The Love and Lemons Cookbook: An Apple-to-Zucchini Celebration of Impromptu Cooking
Jeanine Donofrio - 2016
The Love & Lemons Cookbook features more than one hundred simple recipes that help you turn your farmers market finds into delicious meals. The beloved Love & Lemons blog has attracted buzz from everyone from bestselling author Heidi Swanson to Saveur Magazine, who awarded the blog Best Cooking Blog of 2014. Organized by ingredient, The Love & Lemons Cookbook teaches readers how to make beautiful food with what’s on hand, whether it’s a bunch of rainbow-colored heirloom carrots from the farmers market or a four-pound cauliflower that just shows up in a CSA box. The book also features resources to show readers how to stock their pantry, gluten-free and vegan options for many of the recipes, as well as ideas on mixing and matching ingredients, so that readers always have something new to try.Stunningly designed and efficiently organized, The Love & Lemons Cookbook is a resource that you will use again and again.
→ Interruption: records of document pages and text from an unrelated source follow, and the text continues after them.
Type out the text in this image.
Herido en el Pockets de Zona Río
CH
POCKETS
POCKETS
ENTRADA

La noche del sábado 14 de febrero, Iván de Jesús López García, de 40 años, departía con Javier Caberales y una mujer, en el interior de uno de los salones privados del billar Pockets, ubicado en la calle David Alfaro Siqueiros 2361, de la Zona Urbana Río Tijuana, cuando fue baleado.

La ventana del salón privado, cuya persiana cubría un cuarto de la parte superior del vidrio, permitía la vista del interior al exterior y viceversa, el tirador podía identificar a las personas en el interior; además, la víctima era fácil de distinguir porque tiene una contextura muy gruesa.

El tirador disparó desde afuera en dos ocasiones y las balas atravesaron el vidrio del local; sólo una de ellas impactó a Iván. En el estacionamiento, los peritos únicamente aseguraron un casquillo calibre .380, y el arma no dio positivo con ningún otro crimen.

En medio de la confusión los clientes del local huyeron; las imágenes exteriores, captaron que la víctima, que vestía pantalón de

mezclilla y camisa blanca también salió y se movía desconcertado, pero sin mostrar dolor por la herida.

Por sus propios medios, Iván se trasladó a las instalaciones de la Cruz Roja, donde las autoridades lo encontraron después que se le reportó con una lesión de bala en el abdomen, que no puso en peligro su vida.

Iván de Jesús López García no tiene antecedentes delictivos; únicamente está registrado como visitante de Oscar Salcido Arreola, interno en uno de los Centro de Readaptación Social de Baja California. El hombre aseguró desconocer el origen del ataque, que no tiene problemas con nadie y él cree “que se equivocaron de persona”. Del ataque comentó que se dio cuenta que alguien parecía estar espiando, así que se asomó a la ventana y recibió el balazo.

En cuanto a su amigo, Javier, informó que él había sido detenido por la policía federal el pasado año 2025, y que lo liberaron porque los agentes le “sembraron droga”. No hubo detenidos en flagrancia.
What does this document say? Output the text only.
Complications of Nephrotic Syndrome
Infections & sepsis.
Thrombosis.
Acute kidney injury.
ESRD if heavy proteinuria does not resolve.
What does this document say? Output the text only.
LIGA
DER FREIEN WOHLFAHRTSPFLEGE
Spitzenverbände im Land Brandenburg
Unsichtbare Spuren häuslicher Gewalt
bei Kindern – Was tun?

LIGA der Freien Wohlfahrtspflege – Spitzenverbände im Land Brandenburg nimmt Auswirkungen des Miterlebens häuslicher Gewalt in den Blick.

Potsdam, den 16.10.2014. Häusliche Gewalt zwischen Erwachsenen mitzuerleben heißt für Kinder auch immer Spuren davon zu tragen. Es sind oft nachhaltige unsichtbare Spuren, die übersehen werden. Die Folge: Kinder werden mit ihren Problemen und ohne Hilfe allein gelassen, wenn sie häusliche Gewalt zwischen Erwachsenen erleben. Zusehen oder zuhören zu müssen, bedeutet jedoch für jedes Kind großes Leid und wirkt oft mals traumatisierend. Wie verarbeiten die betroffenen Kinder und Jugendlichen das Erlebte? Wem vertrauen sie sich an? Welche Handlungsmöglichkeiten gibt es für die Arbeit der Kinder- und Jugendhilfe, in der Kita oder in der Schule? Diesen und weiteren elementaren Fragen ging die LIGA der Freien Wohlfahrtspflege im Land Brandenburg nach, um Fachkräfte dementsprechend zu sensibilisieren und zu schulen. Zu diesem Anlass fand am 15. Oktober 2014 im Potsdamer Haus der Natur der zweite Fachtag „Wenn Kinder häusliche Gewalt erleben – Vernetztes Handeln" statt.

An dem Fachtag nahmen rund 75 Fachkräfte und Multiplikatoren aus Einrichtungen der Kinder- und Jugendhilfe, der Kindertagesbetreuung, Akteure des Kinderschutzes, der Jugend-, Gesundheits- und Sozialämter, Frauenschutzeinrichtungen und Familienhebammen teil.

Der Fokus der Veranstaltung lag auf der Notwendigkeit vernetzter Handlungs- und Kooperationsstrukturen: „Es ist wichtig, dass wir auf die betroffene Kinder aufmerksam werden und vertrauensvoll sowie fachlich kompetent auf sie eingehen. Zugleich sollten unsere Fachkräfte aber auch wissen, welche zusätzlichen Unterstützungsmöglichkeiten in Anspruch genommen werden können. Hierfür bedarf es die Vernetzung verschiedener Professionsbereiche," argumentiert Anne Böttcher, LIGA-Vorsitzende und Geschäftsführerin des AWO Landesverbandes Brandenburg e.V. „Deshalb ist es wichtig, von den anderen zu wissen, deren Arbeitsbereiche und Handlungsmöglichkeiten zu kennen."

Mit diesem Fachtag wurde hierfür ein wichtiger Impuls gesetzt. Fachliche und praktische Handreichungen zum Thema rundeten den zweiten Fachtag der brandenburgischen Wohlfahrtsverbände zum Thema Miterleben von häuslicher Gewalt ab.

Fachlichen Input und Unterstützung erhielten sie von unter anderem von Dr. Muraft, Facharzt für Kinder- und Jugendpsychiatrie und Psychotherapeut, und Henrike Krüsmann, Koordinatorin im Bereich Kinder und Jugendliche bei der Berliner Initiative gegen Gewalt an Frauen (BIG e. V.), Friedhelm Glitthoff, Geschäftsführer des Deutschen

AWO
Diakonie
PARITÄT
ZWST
Hallelujah! the Welcome Table: A Lifetime of Memories with Recipes
Maya Angelou - 2004
Preparing and enjoying homemade meals provides a sense of purpose and calm, accomplishment and connection. Now in "Hallelujah! The Welcome Table, " Angelou shares memories pithy and poignant-and the recipes that helped to make them both indelible and irreplaceable. Angelou tells us about the time she was expelled from school for being afraid to speak-and her mother baked a delicious maple cake to brighten her spirits. She gives us her recipe for short ribs along with a story about a job she had as a cook at a Creole restaurant (never mind that she didn't know how to cook and had no idea what Creole food might entail). There was the time in London when she attended a wretched dinner party full of wretched people; but all wasn't lost-she did experience her initial taste of a savory onion tart. She recounts her very first night in her new home in Sonoma, California, when she invited M. F. K. Fisher over for cassoulet, and the evening Deca Mitford roasted a chicken when she was beyond tipsy-and created Chicken Drunkard Style. And then there was the hearty brunch Angelou made for a homesick Southerner, a meal that earned her both a job offer and a prophetic compliment: "If you can write half as good as you can cook, you are going to be famous." Maya Angelou is renowned in her wide and generous circle of friends as a marvelous chef. Her kitchen is a social center. From fried meat pies, chicken livers, and beef Wellington to caramel cake, bread pudding, and chocolate eclairs, the one hundred-plus recipes included here are all tried and true, and come from Angelou's heart and her home. "Hallelujah! The Welcome Table "is a stunning collaboration between the two things Angelou loves best: writing and cooking.